What makes “Kane” distinctive, however, is the way everything was pulled together. What Welles and his team did was to define the state of film art, encapsulating the kind of excitement that medium and that medium alone can offer while simultaneously pointing toward what was still to come. And they did it with an energy that takes no prisoners, even today. If there was a hallway a character could walk down to make a shot more interesting, down it he or she would inevitably go. If there was a more and a less demanding way to shoot a scene, no one hesitated to do things the hard way. The result was a you-ain’t-seen-nothing-yet exuberance that is so overpowering, so quintessentially cinematic, that the frame can barely contain it.

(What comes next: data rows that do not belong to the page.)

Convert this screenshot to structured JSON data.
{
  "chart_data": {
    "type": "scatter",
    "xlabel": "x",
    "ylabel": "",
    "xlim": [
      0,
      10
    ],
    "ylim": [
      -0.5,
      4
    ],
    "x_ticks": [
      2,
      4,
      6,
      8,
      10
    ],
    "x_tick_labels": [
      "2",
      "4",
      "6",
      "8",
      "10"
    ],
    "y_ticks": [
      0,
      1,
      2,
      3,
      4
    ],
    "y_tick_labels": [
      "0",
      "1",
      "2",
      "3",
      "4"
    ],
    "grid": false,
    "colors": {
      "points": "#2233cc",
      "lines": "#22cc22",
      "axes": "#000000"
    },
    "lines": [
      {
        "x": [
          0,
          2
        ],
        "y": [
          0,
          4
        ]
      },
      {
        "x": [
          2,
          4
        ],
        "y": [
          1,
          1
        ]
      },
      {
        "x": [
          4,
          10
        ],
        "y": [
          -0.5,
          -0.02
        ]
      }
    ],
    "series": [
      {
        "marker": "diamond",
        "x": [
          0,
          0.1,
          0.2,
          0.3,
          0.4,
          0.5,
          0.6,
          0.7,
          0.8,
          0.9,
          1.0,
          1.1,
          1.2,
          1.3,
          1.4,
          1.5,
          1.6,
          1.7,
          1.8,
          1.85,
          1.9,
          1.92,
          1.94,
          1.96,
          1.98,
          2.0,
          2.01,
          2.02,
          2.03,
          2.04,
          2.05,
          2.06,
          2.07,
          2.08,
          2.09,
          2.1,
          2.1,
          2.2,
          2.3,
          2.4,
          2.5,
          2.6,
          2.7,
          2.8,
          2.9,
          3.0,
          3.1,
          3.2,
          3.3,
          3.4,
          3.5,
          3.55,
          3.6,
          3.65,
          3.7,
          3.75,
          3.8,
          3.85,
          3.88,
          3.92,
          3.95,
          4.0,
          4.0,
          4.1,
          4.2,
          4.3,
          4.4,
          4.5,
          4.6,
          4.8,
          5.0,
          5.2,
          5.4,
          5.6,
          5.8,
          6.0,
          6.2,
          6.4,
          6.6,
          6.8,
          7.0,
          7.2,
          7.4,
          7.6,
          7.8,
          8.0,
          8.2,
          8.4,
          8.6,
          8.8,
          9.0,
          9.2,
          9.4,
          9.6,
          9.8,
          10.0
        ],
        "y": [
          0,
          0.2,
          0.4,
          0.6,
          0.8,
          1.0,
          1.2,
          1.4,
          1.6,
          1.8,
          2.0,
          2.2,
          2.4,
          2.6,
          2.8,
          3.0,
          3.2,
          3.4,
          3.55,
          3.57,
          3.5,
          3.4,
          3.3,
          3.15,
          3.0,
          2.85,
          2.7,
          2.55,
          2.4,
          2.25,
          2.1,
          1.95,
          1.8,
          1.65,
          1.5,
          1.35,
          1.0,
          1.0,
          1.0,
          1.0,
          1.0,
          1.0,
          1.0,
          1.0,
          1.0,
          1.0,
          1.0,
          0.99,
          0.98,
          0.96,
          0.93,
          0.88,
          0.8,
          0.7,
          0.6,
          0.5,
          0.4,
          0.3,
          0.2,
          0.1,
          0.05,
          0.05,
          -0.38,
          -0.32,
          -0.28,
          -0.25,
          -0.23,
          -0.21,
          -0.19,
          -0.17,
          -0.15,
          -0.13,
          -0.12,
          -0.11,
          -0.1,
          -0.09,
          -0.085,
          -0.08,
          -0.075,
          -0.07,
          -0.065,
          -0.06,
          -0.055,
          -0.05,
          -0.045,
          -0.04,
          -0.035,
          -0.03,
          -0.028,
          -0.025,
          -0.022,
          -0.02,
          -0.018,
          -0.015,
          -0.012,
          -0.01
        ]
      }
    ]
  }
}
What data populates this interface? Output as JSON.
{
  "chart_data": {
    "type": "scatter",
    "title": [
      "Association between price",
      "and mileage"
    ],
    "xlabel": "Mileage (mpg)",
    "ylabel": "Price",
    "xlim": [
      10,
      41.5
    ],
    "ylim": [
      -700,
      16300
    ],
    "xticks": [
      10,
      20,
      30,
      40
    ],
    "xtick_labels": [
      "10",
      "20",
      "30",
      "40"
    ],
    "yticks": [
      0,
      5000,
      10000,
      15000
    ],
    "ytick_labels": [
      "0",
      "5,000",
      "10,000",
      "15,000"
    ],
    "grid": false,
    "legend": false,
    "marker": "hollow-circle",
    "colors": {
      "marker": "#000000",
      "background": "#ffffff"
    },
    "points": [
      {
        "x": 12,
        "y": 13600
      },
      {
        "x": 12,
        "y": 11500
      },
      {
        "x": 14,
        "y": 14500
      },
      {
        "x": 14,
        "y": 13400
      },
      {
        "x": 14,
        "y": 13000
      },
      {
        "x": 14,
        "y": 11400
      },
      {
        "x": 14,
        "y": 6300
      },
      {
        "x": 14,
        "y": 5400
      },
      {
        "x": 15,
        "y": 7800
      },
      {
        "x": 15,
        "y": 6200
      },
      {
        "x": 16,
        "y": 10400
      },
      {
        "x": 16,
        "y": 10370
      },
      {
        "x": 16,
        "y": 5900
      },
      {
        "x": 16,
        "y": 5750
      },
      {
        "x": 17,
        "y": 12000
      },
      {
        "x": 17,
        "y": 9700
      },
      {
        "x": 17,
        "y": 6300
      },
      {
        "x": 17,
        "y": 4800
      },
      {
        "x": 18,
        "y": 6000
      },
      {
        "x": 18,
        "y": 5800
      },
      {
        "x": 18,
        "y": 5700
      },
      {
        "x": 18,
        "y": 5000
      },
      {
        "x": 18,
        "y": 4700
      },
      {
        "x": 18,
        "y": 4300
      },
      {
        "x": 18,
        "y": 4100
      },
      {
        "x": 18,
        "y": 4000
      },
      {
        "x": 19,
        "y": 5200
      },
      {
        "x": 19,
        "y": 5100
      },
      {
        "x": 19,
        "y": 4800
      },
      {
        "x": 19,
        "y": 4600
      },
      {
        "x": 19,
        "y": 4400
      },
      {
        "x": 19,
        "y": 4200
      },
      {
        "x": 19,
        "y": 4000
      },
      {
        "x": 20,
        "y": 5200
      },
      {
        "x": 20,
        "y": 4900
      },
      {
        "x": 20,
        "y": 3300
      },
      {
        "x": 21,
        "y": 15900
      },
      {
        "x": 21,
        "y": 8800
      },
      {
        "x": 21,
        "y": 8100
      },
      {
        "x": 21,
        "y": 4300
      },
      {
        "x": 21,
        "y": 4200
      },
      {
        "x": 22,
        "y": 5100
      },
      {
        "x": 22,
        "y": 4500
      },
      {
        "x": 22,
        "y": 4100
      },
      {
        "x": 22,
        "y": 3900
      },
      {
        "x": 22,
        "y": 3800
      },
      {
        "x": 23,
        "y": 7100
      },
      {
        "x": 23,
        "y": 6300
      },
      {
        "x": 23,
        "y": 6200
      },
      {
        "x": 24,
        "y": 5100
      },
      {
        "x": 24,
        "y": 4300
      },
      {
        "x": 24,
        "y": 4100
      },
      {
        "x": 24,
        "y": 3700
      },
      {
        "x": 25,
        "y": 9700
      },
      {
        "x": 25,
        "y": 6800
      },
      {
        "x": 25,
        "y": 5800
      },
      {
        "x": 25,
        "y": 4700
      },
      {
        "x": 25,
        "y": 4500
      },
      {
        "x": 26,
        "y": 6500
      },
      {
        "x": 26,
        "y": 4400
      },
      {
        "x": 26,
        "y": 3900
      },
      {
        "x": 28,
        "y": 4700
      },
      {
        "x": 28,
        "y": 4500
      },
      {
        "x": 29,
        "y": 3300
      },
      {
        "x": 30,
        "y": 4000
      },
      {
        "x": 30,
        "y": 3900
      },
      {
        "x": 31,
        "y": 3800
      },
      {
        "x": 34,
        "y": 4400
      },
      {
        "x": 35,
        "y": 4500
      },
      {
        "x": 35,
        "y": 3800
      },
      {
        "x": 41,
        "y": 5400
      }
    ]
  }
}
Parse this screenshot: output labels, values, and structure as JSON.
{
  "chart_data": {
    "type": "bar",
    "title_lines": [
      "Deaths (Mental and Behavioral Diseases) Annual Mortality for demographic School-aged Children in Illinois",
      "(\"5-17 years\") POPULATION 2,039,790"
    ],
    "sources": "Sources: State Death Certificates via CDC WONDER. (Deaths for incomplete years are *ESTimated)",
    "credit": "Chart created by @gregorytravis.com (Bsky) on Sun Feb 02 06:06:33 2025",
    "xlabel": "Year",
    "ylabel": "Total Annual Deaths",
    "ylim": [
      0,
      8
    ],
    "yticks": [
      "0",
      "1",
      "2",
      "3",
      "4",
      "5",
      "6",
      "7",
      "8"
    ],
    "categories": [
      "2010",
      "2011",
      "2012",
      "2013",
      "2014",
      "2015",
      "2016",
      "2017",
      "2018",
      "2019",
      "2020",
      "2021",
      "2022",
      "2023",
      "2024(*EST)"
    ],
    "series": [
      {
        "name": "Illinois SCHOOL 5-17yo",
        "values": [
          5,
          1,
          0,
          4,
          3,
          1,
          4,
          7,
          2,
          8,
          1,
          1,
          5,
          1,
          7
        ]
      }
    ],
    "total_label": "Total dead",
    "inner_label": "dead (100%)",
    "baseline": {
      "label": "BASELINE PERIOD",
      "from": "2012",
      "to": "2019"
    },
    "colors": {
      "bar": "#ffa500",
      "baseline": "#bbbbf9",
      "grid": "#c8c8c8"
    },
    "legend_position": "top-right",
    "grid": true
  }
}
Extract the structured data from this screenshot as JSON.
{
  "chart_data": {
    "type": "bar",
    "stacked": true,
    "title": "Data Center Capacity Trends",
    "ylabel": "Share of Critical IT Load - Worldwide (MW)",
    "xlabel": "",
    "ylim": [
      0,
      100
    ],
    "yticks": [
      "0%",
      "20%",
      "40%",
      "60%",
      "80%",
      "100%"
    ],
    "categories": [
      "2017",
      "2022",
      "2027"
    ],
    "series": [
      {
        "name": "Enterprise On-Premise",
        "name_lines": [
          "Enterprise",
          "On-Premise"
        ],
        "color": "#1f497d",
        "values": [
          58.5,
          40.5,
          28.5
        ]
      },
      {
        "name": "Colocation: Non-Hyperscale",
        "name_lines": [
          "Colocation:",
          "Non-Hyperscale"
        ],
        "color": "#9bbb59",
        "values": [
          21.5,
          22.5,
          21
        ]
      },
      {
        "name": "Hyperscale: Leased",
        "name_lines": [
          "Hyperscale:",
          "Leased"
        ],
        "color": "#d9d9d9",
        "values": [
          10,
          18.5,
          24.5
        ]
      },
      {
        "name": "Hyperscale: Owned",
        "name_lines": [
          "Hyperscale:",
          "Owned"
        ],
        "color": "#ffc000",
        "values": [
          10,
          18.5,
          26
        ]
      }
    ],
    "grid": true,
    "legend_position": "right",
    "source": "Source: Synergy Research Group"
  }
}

Ultimately, perhaps, the great joy of “Citizen Kane” lies in the sad fact that a story as complex and psychologically nuanced as the one Mankiewicz and Welles came up with almost never gets this kind of vivid, tour de force visual treatment, and special-effects-heavy films (which “Kane” clearly is) are just about never this intellectually provocative. You don’t need weighty tomes to appreciate “Citizen Kane”; you don’t have to nod with half-hearted sagacity and say, “Yes, I can see how it works.” Watching it leaves you absolutely no choice: You can’t focus your eyes on the screen without being caught up in exactly the same sweep of emotions viewers felt when it was premiered half a century ago. If ever a film projects absolutely all the excitement inherent in every aspect of this often frustrating medium, this is the one that does.